The catalogs are acccessible at /pool/data/Catalogs and can also be directly loaded via intake_esm (see [intake tutorials])(https://tutorials.dkrz.de/intake.html)

In [None]:
!ls /pool/data/Catalogs

## Example 1: Use CMIP6 intake catalog

In [None]:
cmip6_catalog = master_catalog["dkrz_cmip6_disk"]

In [None]:
cmip6_catalog.df.head()

In [None]:
tas = cmip6_catalog.search(experiment_id="historical", source_id="MPI-ESM1-2-HR", variable_id="tas", table_id="Amon", member_id="r1i1p1f1")
tas

In [None]:
my_tas = tas.to_dataset_dict()
my_tas['CMIP.MPI-ESM1-2-HR.historical.Amon.gn']

## Example 2: Use ERA5 intake catalog

In [None]:
era5_catalog = master_catalog['dkrz_era5_disk']

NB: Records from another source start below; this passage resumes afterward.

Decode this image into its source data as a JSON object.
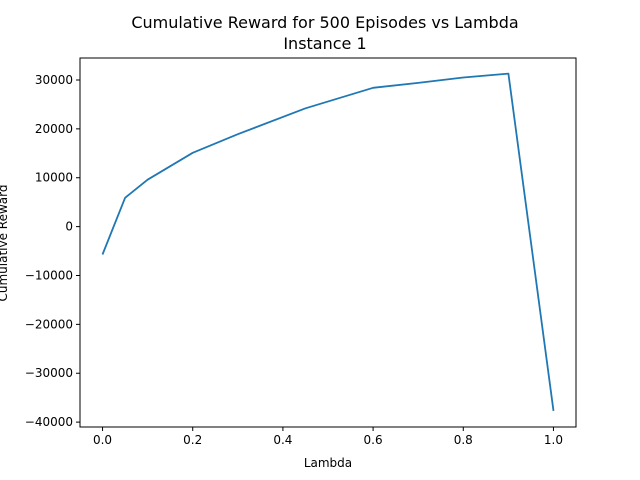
{
  "chart_data": {
    "type": "line",
    "title": "Cumulative Reward for 500 Episodes vs Lambda",
    "subtitle": "Instance 1",
    "xlabel": "Lambda",
    "ylabel": "Cumulative Reward",
    "xlim": [
      -0.05,
      1.05
    ],
    "ylim": [
      -41000,
      34500
    ],
    "grid": false,
    "x_ticks": [
      0.0,
      0.2,
      0.4,
      0.6,
      0.8,
      1.0
    ],
    "x_tick_labels": [
      "0.0",
      "0.2",
      "0.4",
      "0.6",
      "0.8",
      "1.0"
    ],
    "y_ticks": [
      -40000,
      -30000,
      -20000,
      -10000,
      0,
      10000,
      20000,
      30000
    ],
    "y_tick_labels": [
      "−40000",
      "−30000",
      "−20000",
      "−10000",
      "0",
      "10000",
      "20000",
      "30000"
    ],
    "series": [
      {
        "color": "#1f77b4",
        "x": [
          0.0,
          0.05,
          0.1,
          0.2,
          0.3,
          0.45,
          0.6,
          0.7,
          0.8,
          0.9,
          1.0
        ],
        "y": [
          -5700,
          5900,
          9600,
          15100,
          18900,
          24200,
          28400,
          29400,
          30500,
          31300,
          -37700
        ]
      }
    ]
  }
}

query = {'level_type':'surface',
         'frequency':'hourly',
         'code':167,
        }


In [None]:
my_catalog =  era5_catalog.search(**query)
my_catalog.df.head()

In [None]:
path1 = my_catalog.df['path'].iloc[1]
path1

In [None]:
wds = xr.load_dataset(path1,engine='cfgrib',backend_kwargs= {'indexpath':''})
wds

## Intake example for structuring CLINT data repository data collections 
- if a simple naming convention is used e.g. a_b_c_d.nc to structure files this can be directly exploited to make data searchable and accessible via intake:

In [None]:
intake.gui.add('/work/bk1318/Data_Repository/Catalogs/test.yml')


In [None]:
cat = intake.open_catalog('/work/bk1318/Data_Repository/Catalogs/test.yml')

In [None]:
cat.wp8.get_entry_kwarg_sets()

In [None]:
cat.wp8.get_entry(foo='a', bar='b')